EHA 2016

Modelling ponatinib resistance in BCR-ABL1 cell lines

Dr Liu Lu - South Australian Health and Medical Research Institute, Adelaide, Australia

My research is about generating ponatinib resistant CML cell line models. So because ponatinib is now used as a second line therapy in CML, chronic myeloid leukaemia, but we don’t really know what mechanism causes ponatinib resistance and that’s my research I mean to do to investigate the resistance mechanisms but in cell line models.

How have you been modelling cell lines compared to human tissues?

The cell line is derived from human blast crisis cells and at least it’s in certain types of similar. It’s not really the same as in humans but in previous publications what we see from the cell line, the resistance mechanisms, most of them can apply in humans so it’s quite applicable.

Are there any regions of genes that you’ve been working with especially?

Because BCR-ABL is a gene in CML that causes this disease so obviously we will monitor the BCR-ABL1 gene very regularly in my resistant line. The other thing is we also monitor any gene that gets modified in my resistant line just to check what’s the reason to cause resistance. There’s one, it’s called AXL, it’s a receptor tyrosine kinase and it was found to cause AML, CML and multiple other cancers. What we find here in CML is this gene got expressed in the ponatinib resistant cell lines and it may be applied in humans as well.

When it comes to the results of this trial, figuring out the resistance, can you tell us more about that?

So I have generated four ponatinib resistant cell lines, two of them have been exposed to the other TKIs before so it has been exposed to dasatinib before ponatinib because ponatinib is the second line so when a patient goes to ponatinib most of them have been exposed to the other TKIs before. In these two cell lines BCR-ABL dependence resistance mechanisms are the main reason to cause resistance and this includes BCR-ABL overexpression or mutations, compound mutations in BCR-ABL. I have another two cell lines that have never been exposed to other TKIs before ponatinib and in these two cell lines, like I said before, the AXL overexpression is the reason to cause resistance in these two models.

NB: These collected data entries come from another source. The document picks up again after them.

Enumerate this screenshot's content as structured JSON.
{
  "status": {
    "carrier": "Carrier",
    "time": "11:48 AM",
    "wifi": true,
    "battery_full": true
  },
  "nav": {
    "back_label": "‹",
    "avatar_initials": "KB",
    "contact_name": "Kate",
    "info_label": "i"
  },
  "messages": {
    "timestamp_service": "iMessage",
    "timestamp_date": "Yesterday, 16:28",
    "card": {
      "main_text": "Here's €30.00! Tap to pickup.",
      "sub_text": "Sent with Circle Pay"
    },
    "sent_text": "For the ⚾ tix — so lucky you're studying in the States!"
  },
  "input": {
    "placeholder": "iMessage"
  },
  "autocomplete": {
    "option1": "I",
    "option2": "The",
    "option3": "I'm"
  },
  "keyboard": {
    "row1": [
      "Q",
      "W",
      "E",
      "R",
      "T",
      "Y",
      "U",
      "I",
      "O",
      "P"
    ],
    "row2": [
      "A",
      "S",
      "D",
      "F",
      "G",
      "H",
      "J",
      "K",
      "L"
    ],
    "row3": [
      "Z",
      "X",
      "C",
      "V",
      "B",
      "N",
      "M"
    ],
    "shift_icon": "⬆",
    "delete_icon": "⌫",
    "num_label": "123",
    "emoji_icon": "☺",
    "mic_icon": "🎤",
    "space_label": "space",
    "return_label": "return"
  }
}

Do you think these might be the leading drivers in resistance or is there more yet to find?

I’m quite confident with my results that in the TKI naïve setting BCR-ABL independent resistance including AXL overexpression or other signalling overexpressed or downregulated is the reason to cause resistance to ponatinib. In the setting of the cell line or even maybe in patients that have been exposed to the other TKIs before ponatinib, that compound mutation may actually lead to the resistance if the resistance ever happens.

Do you know if the regions, the AXL, the BCR-ABL have been implicated in other resistances beyond these TKIs?

Compound mutations have been observed more frequently in the CML patients especially when they have sequential TKI treatment including imatinib, erlotinib or dasatinib and then ponatinib. BCR-ABL independent mechanism is less but has been observed before as well so it’s still a possible reason to cause resistance. If you’re talking about different diseases other than CML like maybe ALL because ponatinib and the other TKIs also use in pH positive ALL so a similar mechanism will also cause resistance in ALL.